求めよ、さらば与えられん
午前中は仕事をしながらもグレース王女のことが頭から離れなかった。お昼休みになった事にも気付かなくて、薬室に顔を出したリュカさんを見てもうそんな時間かと驚いた。


ロアナはとびきりの笑顔でリュカさんの側へ駆け寄って行った。前を歩くロアナとリュカさんはの横顔は本当に幸せそうで、羨ましくなった。


私とジーン王子は側から見たらどんな風に見えるかな?きっと恋人同士には見えないだろうな。それどころか友人同士にすら見えないかもしれない。
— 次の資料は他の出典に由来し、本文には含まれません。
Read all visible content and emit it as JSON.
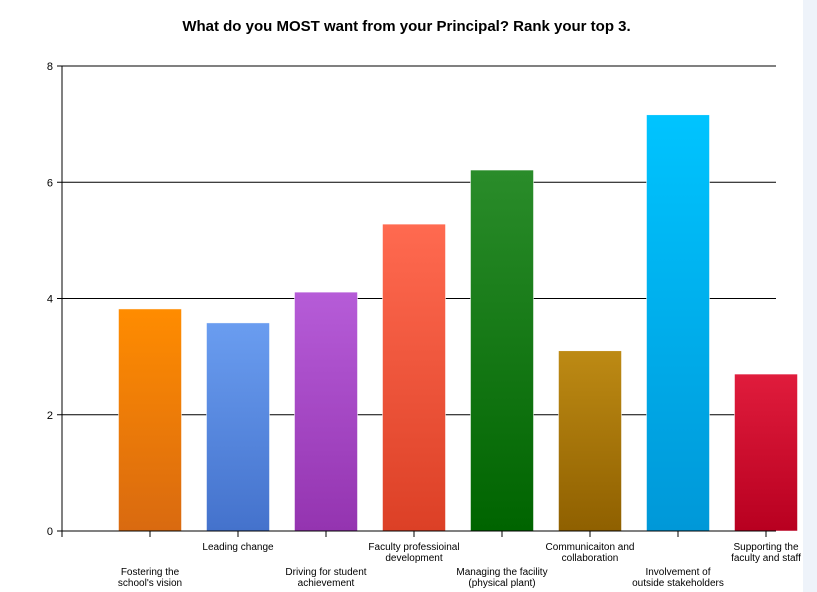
{
  "chart_data": {
    "type": "bar",
    "title": "What do you MOST want from your Principal? Rank your top 3.",
    "xlabel": "",
    "ylabel": "",
    "ylim": [
      0,
      8
    ],
    "yticks": [
      0,
      2,
      4,
      6,
      8
    ],
    "grid": true,
    "categories": [
      [
        "Fostering the",
        "school's vision"
      ],
      [
        "Leading change"
      ],
      [
        "Driving for student",
        "achievement"
      ],
      [
        "Faculty professioinal",
        "development"
      ],
      [
        "Managing the facility",
        "(physical plant)"
      ],
      [
        "Communicaiton and",
        "collaboration"
      ],
      [
        "Involvement of",
        "outside stakeholders"
      ],
      [
        "Supporting the",
        "faculty and staff"
      ]
    ],
    "values": [
      3.82,
      3.58,
      4.11,
      5.28,
      6.21,
      3.1,
      7.16,
      2.7
    ],
    "colors": [
      [
        "#ff8c00",
        "#d96a10"
      ],
      [
        "#6a9df0",
        "#4472cc"
      ],
      [
        "#b65cd8",
        "#9434b0"
      ],
      [
        "#ff6a50",
        "#dc4026"
      ],
      [
        "#2a8c2a",
        "#006400"
      ],
      [
        "#bd8a14",
        "#8f6000"
      ],
      [
        "#00c4ff",
        "#0098d8"
      ],
      [
        "#e01c3c",
        "#b80020"
      ]
    ]
  }
}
私たちは所詮、王城薬師と王子にすぎないだろう。


案内された二階のバルコニーからはお手入れの行き届いた庭園が見渡せる。


リュカさんとゴルチエさんも一緒にテーブルに付ければ良かったけど、ルネ王子がいる以上、一緒に食卓に付くわけにはいかないとのことだった。



「グレース王女とはゆっくりお話しされたんですか?」



彼女の事なんて聞きたくはなかったけど、知らないこともなんだか嫌で思わず自分から話題に上げてしまった。



「軽く話しただけだよ。 彼女の目にはジーン兄様しか写ってないから、ジーン兄様以外とは2人でゆっくりなんてあんまりないんじゃないかな」

「ジーン王子とグレース王女、お二人共素敵でお似合いですよね」



ロアナの悪気のない素直な言葉に胸をえぐられるようだった。